On Fri, Oct 28, 2022 at 2:07 PM Sean Christopherson <seanjc@google.com> wrote: > > On Fri, Oct 28, 2022, David Matlack wrote: > > I'll experiment with a more accurate solution. i.e. have the recovery > > worker lookup the memslot for each SP and check if it has dirty > > logging enabled. Maybe the increase in CPU usage won't be as bad as I > > thought. > > If you end up grabbing the memslot, use kvm_mmu_max_mapping_level() instead of > checking only dirty logging. The way KVM will avoid zapping shadow pages that > could have been NX huge pages when they were created, but can no longer be NX huge > pages due to something other than dirty logging, e.g. because the gfn is being > shadow for nested TDP. kvm_mmu_max_mapping_level() doesn't check if dirty logging is enabled and does the unnecessary work of checking the host mapping level (which requires knowing the pfn). I could refactor kvm_mmu_hugepage_adjust() and kvm_mmu_max_mapping_level() though to achieve what you suggest. Specifically, when recovering NX Huge Pages, check if dirty logging is enabled and if a huge page is disallowed (lpage_info_slot), and share that code with the fault handler.

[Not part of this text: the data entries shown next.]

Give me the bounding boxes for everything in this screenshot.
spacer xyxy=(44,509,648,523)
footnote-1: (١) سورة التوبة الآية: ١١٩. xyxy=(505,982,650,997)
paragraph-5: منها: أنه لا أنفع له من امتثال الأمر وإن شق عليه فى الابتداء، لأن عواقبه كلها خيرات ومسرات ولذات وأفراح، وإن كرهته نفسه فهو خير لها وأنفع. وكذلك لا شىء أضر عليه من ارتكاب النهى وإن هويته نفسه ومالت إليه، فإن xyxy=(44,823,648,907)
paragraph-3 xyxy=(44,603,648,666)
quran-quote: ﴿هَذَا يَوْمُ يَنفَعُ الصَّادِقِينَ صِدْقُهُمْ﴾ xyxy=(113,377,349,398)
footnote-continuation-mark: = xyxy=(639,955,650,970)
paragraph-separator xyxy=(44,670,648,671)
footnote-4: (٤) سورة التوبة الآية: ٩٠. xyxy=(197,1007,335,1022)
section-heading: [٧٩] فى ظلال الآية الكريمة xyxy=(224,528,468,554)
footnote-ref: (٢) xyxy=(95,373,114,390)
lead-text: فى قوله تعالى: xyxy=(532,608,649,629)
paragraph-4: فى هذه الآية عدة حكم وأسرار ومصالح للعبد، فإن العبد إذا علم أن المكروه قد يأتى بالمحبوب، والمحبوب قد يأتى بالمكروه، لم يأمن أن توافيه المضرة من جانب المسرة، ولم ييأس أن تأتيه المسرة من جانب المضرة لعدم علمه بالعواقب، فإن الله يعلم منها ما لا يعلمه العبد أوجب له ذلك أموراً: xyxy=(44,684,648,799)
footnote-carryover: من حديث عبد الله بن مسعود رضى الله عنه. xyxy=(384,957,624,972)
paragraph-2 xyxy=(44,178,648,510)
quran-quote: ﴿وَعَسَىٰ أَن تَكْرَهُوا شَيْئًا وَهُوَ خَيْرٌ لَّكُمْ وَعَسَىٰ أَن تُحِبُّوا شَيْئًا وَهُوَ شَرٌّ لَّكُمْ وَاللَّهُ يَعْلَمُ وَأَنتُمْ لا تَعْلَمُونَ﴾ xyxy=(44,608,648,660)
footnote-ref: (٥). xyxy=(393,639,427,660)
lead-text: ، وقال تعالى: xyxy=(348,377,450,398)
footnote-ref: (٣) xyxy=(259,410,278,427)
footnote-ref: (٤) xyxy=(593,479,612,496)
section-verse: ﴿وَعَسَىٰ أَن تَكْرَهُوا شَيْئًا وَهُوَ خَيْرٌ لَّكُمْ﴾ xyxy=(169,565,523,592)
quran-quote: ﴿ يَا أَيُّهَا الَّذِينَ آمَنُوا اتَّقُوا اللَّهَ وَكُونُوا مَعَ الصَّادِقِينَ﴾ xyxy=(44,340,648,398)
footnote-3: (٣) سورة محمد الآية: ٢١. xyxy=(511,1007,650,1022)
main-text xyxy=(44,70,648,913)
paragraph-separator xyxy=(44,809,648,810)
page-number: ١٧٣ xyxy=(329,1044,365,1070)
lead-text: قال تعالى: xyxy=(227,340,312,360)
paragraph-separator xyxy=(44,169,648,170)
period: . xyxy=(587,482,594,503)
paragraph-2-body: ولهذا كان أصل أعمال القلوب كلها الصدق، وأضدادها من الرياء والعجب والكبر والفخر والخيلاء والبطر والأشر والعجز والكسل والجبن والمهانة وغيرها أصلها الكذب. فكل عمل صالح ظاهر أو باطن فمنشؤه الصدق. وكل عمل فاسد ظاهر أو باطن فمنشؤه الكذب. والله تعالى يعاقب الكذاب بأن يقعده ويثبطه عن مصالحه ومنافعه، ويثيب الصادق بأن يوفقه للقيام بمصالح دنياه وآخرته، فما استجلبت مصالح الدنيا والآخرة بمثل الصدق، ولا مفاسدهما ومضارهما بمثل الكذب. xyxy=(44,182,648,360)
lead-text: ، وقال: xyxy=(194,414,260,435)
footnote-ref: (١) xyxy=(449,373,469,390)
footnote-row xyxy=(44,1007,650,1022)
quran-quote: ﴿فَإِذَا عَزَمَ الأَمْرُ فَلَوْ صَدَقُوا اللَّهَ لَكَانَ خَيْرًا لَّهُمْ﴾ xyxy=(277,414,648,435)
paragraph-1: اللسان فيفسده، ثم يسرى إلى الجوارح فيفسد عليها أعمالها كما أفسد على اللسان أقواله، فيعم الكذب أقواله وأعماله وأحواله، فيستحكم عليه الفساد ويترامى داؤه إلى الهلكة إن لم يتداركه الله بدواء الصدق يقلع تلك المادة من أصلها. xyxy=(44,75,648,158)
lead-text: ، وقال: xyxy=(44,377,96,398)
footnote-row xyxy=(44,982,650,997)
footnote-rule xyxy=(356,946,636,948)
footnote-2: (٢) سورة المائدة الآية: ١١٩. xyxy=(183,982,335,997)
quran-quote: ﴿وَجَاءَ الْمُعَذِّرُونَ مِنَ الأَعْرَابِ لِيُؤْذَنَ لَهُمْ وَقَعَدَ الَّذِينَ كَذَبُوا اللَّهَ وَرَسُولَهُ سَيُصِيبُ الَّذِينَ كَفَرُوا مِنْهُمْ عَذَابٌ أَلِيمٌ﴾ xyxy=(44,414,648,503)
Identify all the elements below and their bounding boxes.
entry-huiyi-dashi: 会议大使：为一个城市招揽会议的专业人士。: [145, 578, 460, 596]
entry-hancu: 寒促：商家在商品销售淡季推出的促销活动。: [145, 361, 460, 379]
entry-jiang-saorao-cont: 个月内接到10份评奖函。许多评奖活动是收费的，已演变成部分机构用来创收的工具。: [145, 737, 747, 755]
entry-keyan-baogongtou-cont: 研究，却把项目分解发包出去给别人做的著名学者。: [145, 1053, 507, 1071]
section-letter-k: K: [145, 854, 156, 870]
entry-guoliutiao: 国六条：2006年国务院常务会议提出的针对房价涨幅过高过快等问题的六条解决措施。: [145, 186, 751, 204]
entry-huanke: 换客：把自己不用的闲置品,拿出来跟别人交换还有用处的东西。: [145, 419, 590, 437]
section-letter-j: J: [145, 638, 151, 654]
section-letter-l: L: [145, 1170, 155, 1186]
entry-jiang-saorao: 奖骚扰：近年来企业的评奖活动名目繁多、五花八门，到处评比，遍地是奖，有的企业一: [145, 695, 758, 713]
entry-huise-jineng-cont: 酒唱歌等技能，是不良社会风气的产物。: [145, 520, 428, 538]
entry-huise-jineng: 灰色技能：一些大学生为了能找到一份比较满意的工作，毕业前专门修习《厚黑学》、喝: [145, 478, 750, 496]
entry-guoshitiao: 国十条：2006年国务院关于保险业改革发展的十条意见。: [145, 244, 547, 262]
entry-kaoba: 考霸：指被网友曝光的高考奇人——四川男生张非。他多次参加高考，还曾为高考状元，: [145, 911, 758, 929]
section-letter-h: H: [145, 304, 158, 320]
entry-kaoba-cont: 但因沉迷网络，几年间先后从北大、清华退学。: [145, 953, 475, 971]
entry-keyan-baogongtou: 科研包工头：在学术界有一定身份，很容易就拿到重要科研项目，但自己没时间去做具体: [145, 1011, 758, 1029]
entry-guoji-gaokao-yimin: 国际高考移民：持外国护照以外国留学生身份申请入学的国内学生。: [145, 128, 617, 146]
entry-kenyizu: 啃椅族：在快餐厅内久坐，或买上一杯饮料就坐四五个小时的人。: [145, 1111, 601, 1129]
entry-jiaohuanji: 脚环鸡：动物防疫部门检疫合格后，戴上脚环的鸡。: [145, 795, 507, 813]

On Fri, Oct 28, 2022, David Matlack wrote: > On Fri, Oct 28, 2022 at 2:07 PM Sean Christopherson <seanjc@google.com> wrote: > > > > On Fri, Oct 28, 2022, David Matlack wrote: > > > I'll experiment with a more accurate solution. i.e. have the recovery > > > worker lookup the memslot for each SP and check if it has dirty > > > logging enabled. Maybe the increase in CPU usage won't be as bad as I > > > thought. > > > > If you end up grabbing the memslot, use kvm_mmu_max_mapping_level() instead of > > checking only dirty logging. The way KVM will avoid zapping shadow pages that > > could have been NX huge pages when they were created, but can no longer be NX huge > > pages due to something other than dirty logging, e.g. because the gfn is being > > shadow for nested TDP. > > kvm_mmu_max_mapping_level() doesn't check if dirty logging is enabled Gah, I forgot that kvm_mmu_hugepage_adjust() does a one-off check for dirty logging instead of the info being fed into slot->arch.lpage_info. Never mind.